In 2018 MB Financial filed a tax objection complaint against the treasurer of Will County (“Brophy”) seeking a refund of more than $6 million in property taxes it paid between October 2005 and August 2017.[iv] Claiming the $6 million was an over payment under section 20-175(a) of the Property Tax Code, MB Financial argued that the City became the owner of the property retroactive to the date it filed its condemnation action and therefore was responsible for paying the property taxes. The City successfully moved to dismiss the complaint, but MB Financial appealed to the Third District and obtained a favorable ruling as to the tax refund it sought. The City appealed that ruling to the Illinois Supreme Court.
As the basis for the tax refund, MB Financial relied heavily on the Illinois Supreme Court’s holding in McCausland which established two main principles: Firstly, McCausland established that “the right to title vests as of the date compensation is paid [for the government taking]” and “the title acquired ‘relates back’ to the time the condemnation action was filed.” Secondly, McCausland established that “the value of the property in a condemnation proceeding is fixed as of the time the condemnation action was filed.”[v]
On appeal, the Illinois Supreme Court explained that McCausland was no longer good law.[vi] The Court explained that intervening cases since McCausland established that a “property is deemed taken in an eminent domain proceeding…on the date the government deposits the compensation award to the property owner and [thereby, on that date] acquires the title and right to possess the property.” This was a significant change in the law and essentially eliminated the relation back rule set out in McCausland. The reason for the change was to allow the original property owner to enjoy any valuation gains between the filing date of the condemnation proceedings and the adjudication date as not to violate a one’s property rights and the prohibition on takings without fair compensation as laid out in the Fifth Amendment of the Constitution.

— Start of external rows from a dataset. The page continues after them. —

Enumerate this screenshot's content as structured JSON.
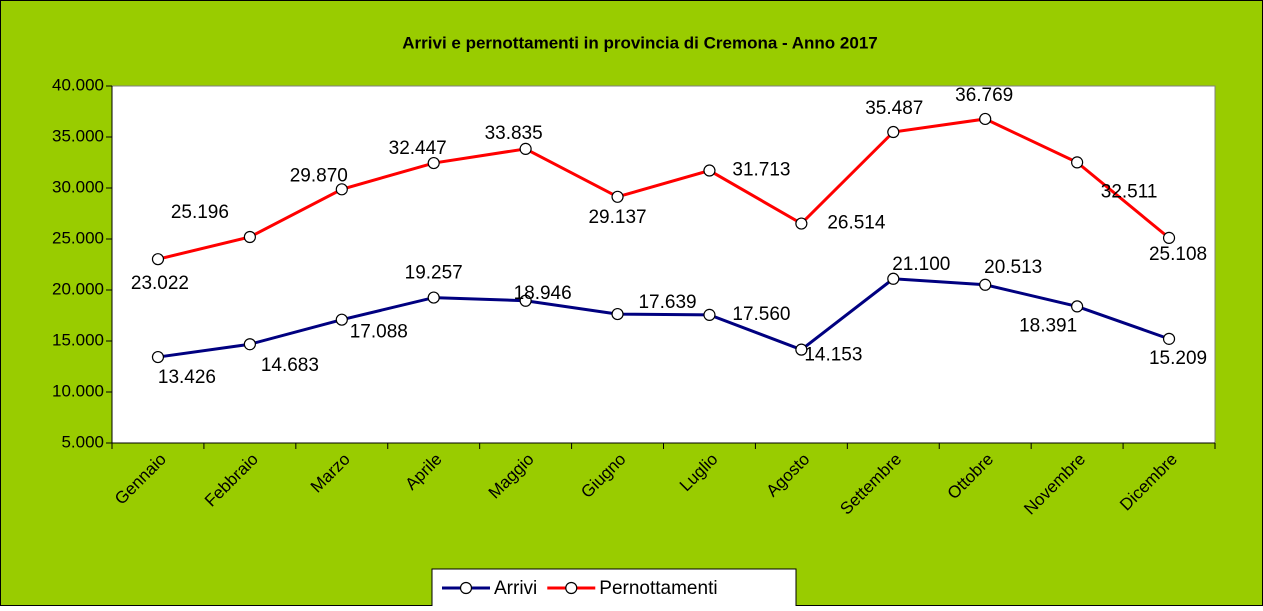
{
  "chart_data": {
    "type": "line",
    "title": "Arrivi e pernottamenti in provincia di Cremona - Anno 2017",
    "categories": [
      "Gennaio",
      "Febbraio",
      "Marzo",
      "Aprile",
      "Maggio",
      "Giugno",
      "Luglio",
      "Agosto",
      "Settembre",
      "Ottobre",
      "Novembre",
      "Dicembre"
    ],
    "series": [
      {
        "name": "Arrivi",
        "color": "#000080",
        "values": [
          13426,
          14683,
          17088,
          19257,
          18946,
          17639,
          17560,
          14153,
          21100,
          20513,
          18391,
          15209
        ],
        "value_labels": [
          "13.426",
          "14.683",
          "17.088",
          "19.257",
          "18.946",
          "17.639",
          "17.560",
          "14.153",
          "21.100",
          "20.513",
          "18.391",
          "15.209"
        ]
      },
      {
        "name": "Pernottamenti",
        "color": "#ff0000",
        "values": [
          23022,
          25196,
          29870,
          32447,
          33835,
          29137,
          31713,
          26514,
          35487,
          36769,
          32511,
          25108
        ],
        "value_labels": [
          "23.022",
          "25.196",
          "29.870",
          "32.447",
          "33.835",
          "29.137",
          "31.713",
          "26.514",
          "35.487",
          "36.769",
          "32.511",
          "25.108"
        ]
      }
    ],
    "ylim": [
      5000,
      40000
    ],
    "yticks": [
      {
        "value": 5000,
        "label": "5.000"
      },
      {
        "value": 10000,
        "label": "10.000"
      },
      {
        "value": 15000,
        "label": "15.000"
      },
      {
        "value": 20000,
        "label": "20.000"
      },
      {
        "value": 25000,
        "label": "25.000"
      },
      {
        "value": 30000,
        "label": "30.000"
      },
      {
        "value": 35000,
        "label": "35.000"
      },
      {
        "value": 40000,
        "label": "40.000"
      }
    ],
    "grid": false,
    "legend": "bottom"
  }
}
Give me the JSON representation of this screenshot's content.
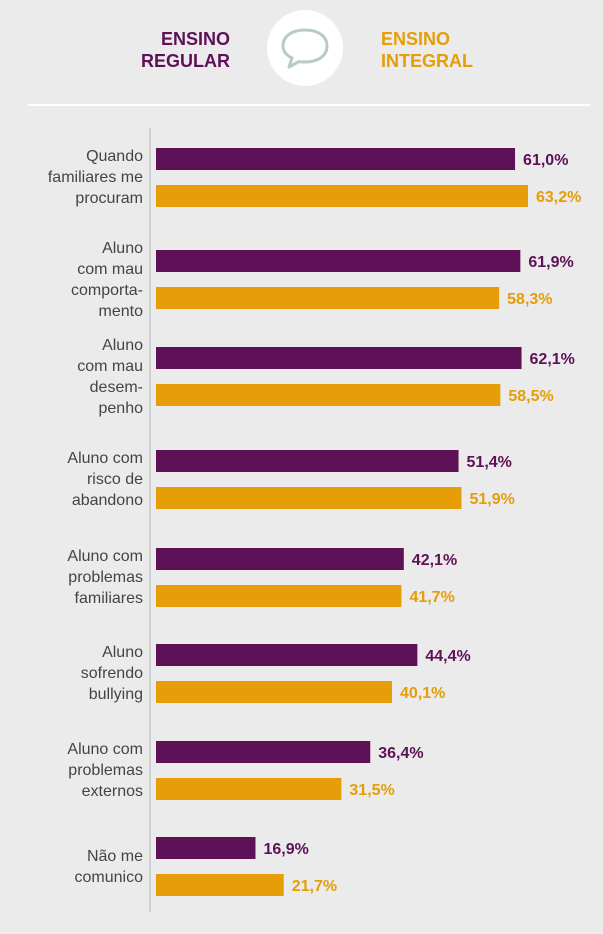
{
  "legend": {
    "regular_label": "ENSINO\nREGULAR",
    "integral_label": "ENSINO\nINTEGRAL"
  },
  "icons": {
    "badge": "chat-bubble-icon"
  },
  "colors": {
    "regular": "#5e1157",
    "integral": "#e59d08",
    "background": "#ebebeb"
  },
  "chart_data": {
    "type": "bar",
    "orientation": "horizontal",
    "categories": [
      "Quando\nfamiliares me\nprocuram",
      "Aluno\ncom mau\ncomporta-\nmento",
      "Aluno\ncom mau\ndesem-\npenho",
      "Aluno com\nrisco de\nabandono",
      "Aluno com\nproblemas\nfamiliares",
      "Aluno\nsofrendo\nbullying",
      "Aluno com\nproblemas\nexternos",
      "Não me\ncomunico"
    ],
    "series": [
      {
        "name": "ENSINO REGULAR",
        "values": [
          61.0,
          61.9,
          62.1,
          51.4,
          42.1,
          44.4,
          36.4,
          16.9
        ],
        "labels": [
          "61,0%",
          "61,9%",
          "62,1%",
          "51,4%",
          "42,1%",
          "44,4%",
          "36,4%",
          "16,9%"
        ]
      },
      {
        "name": "ENSINO INTEGRAL",
        "values": [
          63.2,
          58.3,
          58.5,
          51.9,
          41.7,
          40.1,
          31.5,
          21.7
        ],
        "labels": [
          "63,2%",
          "58,3%",
          "58,5%",
          "51,9%",
          "41,7%",
          "40,1%",
          "31,5%",
          "21,7%"
        ]
      }
    ],
    "xlim": [
      0,
      100
    ]
  }
}
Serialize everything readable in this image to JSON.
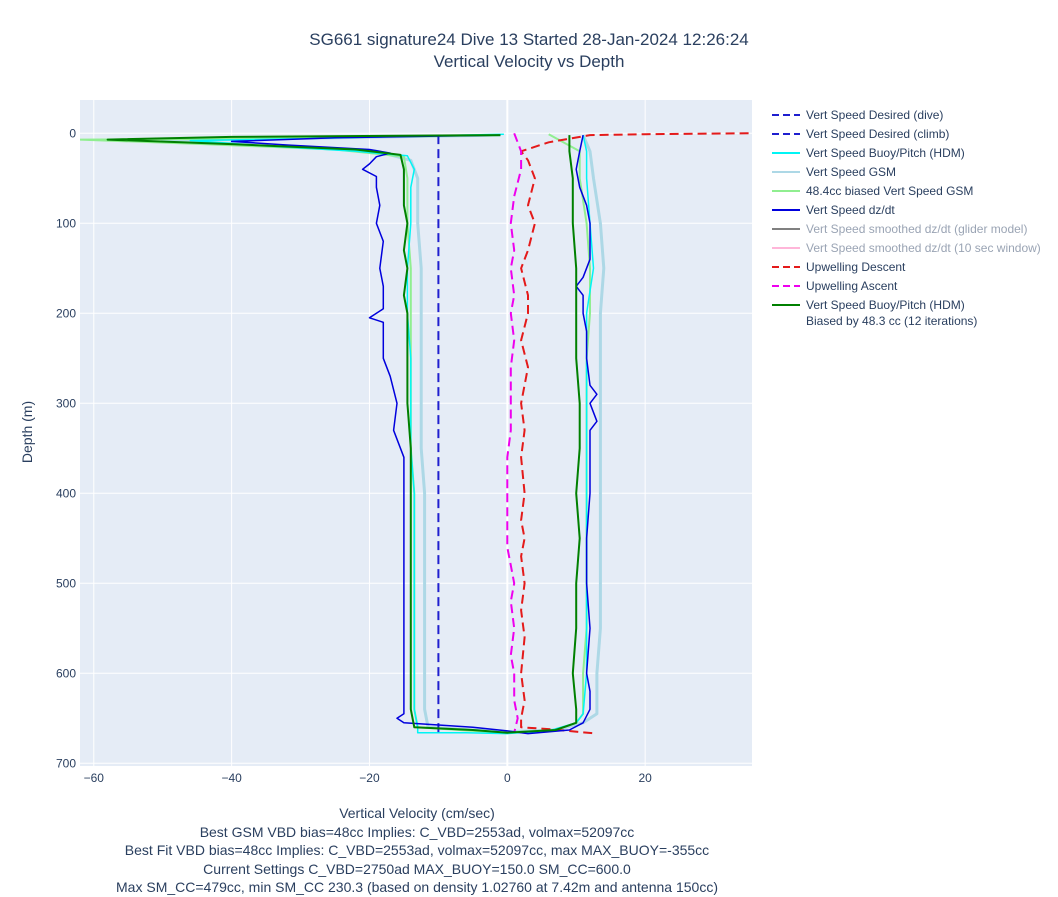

Citing Section 9-175 of the Property Tax Code, the Court explained that an “owner of property on January 1 in any year” is liable for the taxes of that year.[vii] The Court elaborated that “ownership” means one has “control and the right to enjoy the benefits of the property” which MB Financial had and did throughout the condemnation proceedings. The Court concluded that “filing the condemnation complaint in 2005 was not a taking” because MB Financial “remained the owners of the property until 2017” and “enjoyed the continued use of their property,” including profits generated by the apartment complex and “the same governmental services provided to all property owners in the City.”[viii]
The Court explained that “overruling precedent is appropriate ‘when the intervening development of the law has ‘removed or weakened the conception underpinnings from the prior decision, or where the later law has rendered the decision irreconcilable with competing legal doctrines of policies.’ ”[ix] The Court concluded that was the case and officially overruled McCausland.
[i] The full citation is MB Fin. Bank, N.A. v. Brophy, 2021 IL App (3d) 200192-U, appeal allowed, 193 N.E.3d 27 (Ill. 2022), and aff’d in part, rev’d in part, 2023 IL 128252.
[ii] The full citation is City of Chicago v. McCausland, 379 Ill. 602, 603, 41 N.E.2d 745, 746 (1942), overruled by MB Fin. Bank, N.A. v. Brophy, 2023 IL 128252.
[iii] Brophy, 2023 IL 128252, ¶4. Future reference to this case is to this citation until indicated otherwise.
[iv] Brophy, 2023 IL 128252, ¶5. Future reference to this case is to this citation until indicated otherwise.
[v] Brophy, 2023 IL 128252, ¶17-18.
[vi] Brophy, 2023 IL 128252, ¶22. Future reference to or quotations from this case is to this citation until indicated otherwise.
[vii] Brophy, 2023 IL 128252, ¶16.
[viii] Brophy, 2023 IL 128252, ¶34.
[ix] Brophy, 2023 IL 128252, ¶30. Future reference to this case is to this citation.